Slapped together as it was from scraps of recently released EPs, Apologies to the Queen Mary, to me, never made sense as a unified artistic statement. Rather, it delivered something more important to the bloggers: instant gratification. The tracks didn’t meld together, but a few of them were so individually moving it was impossible not to at least bat an eyelash, circa a rich man’s Arcade Fire debut, if you will. A hype avalanche, fame-by-association (links to Isaac Brock, Dan Bejar, Carey Mercer), and timely tours coupling them with highwater acts didn’t hurt either.
Wolf Parade principals Dan Boeckner and Spencer Krug have indulged in a few side projects since Apologies, but they never let the idea of an At-One-With-Itself full length escape their scope of vision either, as At Mount Zoomer makes so abundantly clear. It’s so tied-together and strong start-to-finish I can’t help but wonder what Apologies would sound like stripped of all the EP already-heards.
The most striking aspect of Zoom-Zoom-Zoomer is the full-on embrace of Pacific Northwest rock (and classic indie-rock in general circa Pixies). Hearkening back to the prime indie recordings of their northern neighbors, Wolf Parade put on their lazer-synth show like always, but the flesh-and-bones of the matter is quite Modest Mouse-/Built To Spill-ish. Pundits have always claimed this to be the case, but Mount Zoomer takes less care to hide the proclivity, doing little to disguise the touchstones lodged in tracks like “Fine Young Cannibals” and “The Grey Estates,” both of which harbor more than a passing resemblance to selections from BTS’ most-recent record, You in Reverse (dipping into the aforementioned indie collection plate further, the latter also recycles the riff from “Wave of Mutilation”).
Back to the lazer-synth show; as I mentioned, it’s still on, and it’s not going anywhere, despite some gloriously ripping instances of guitarism that didn’t show up as much before. I’ve consistently said that synth innovations alone are a MAJOR factor in which artists get plucked from the crowd and which don’t (from relative newbies like No Age, M83, The Unicorns, and Manitoba/Caribou to older hats like The Locust and Scott Walker’s recent incarnation), and I can’t think of a rock band that has used synths more effectively than Wolf Parade. Apologies had more all-out barrages of layered keys; Mount Zoomer flips the script by focusing its energy on balancing each instrument so you never forget about the backbone of drums, guitar, bass.

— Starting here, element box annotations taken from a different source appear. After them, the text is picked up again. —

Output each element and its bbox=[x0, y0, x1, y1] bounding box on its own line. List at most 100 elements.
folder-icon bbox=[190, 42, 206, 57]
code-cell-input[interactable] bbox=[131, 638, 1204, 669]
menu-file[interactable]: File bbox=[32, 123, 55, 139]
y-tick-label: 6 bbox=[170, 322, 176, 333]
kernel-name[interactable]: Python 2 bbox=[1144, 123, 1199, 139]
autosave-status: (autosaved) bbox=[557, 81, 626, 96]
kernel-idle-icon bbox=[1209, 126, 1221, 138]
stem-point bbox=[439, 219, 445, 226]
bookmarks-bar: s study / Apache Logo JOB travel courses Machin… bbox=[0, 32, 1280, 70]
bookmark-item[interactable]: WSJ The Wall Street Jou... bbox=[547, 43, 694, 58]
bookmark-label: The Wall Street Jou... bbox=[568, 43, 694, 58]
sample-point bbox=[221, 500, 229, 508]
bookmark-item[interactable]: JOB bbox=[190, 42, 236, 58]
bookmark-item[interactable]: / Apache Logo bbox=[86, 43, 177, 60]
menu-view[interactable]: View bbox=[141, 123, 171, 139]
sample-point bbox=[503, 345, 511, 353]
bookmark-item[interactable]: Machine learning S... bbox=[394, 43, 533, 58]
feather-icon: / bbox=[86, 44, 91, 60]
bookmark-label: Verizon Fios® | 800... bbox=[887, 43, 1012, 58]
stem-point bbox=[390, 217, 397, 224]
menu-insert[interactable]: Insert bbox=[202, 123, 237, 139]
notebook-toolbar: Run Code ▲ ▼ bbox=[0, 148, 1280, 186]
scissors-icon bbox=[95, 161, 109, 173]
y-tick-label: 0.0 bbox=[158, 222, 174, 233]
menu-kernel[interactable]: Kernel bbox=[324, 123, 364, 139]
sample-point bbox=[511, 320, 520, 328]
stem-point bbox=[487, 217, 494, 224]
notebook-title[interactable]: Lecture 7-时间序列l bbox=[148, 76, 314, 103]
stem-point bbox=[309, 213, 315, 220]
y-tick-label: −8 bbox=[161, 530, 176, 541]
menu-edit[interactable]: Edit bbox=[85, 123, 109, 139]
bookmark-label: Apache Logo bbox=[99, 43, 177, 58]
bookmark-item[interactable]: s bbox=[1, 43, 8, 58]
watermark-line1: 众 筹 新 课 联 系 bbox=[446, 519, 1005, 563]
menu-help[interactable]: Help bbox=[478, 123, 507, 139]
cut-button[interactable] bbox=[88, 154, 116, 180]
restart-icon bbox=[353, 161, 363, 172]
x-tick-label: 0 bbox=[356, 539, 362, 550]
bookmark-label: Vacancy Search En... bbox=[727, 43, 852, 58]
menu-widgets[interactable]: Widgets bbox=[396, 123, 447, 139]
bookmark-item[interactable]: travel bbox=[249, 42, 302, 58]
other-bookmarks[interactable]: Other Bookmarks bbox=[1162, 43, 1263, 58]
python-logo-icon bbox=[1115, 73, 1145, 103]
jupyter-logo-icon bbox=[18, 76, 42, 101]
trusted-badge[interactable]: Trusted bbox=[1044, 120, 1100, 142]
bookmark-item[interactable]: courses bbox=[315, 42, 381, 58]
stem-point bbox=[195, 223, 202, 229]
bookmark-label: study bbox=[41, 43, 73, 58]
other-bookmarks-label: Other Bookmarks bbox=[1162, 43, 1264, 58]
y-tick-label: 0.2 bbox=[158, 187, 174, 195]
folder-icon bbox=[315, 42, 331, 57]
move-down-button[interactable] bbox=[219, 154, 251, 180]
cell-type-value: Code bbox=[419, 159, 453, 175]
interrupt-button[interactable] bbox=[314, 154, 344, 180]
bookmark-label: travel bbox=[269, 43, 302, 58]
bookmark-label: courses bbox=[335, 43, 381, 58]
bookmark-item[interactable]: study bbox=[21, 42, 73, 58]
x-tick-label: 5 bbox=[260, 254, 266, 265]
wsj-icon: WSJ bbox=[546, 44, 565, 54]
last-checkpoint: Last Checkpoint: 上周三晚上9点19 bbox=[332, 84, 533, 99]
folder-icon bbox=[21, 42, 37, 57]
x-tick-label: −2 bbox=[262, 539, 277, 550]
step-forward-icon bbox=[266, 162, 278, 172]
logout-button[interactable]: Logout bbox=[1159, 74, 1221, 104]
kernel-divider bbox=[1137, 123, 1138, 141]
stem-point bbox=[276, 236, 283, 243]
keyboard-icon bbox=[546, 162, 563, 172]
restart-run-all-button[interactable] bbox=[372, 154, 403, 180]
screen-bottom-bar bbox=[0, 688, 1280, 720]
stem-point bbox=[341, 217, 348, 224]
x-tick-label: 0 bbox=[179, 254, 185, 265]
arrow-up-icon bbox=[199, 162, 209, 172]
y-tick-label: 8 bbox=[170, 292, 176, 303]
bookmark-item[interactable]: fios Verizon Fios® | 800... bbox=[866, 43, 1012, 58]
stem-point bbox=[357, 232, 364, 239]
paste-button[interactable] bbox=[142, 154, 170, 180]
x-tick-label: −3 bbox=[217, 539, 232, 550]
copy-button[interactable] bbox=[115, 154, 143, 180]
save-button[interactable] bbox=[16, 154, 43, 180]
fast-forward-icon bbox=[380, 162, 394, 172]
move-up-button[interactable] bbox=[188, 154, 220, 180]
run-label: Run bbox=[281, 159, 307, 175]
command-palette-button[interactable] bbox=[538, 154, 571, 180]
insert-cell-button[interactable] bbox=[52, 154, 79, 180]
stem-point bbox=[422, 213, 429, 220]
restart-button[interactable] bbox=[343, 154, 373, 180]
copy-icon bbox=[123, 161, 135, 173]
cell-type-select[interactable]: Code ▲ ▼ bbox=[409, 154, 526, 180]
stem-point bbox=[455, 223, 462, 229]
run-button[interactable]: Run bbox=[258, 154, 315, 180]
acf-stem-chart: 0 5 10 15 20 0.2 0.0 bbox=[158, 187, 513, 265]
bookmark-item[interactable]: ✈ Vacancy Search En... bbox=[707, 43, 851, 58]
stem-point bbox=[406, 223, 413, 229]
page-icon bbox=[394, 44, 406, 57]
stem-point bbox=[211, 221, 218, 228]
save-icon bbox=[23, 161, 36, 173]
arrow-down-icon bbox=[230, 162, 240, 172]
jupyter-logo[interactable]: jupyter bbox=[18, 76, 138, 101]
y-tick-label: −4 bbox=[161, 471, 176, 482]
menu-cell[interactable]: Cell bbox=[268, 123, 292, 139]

This trend is most evident within the inspiring crescendos of closer “Kissing the Beehive” (after which the album was originally to be named), a seemingly never-ending heatwave of dynamic instrumental interplay, loud-quiet, and synths that merge-merge-merge rather than surge-surge-surge. It’s the song/statement Wolf Parade might not have had room for had they not possessed the discipline to whittle Zoomer down to nine tracks. It’s breathtaking, it’s assured, it’s a perfect finale, it LIVES UP TO THE HYPE. Thank Christ someone does.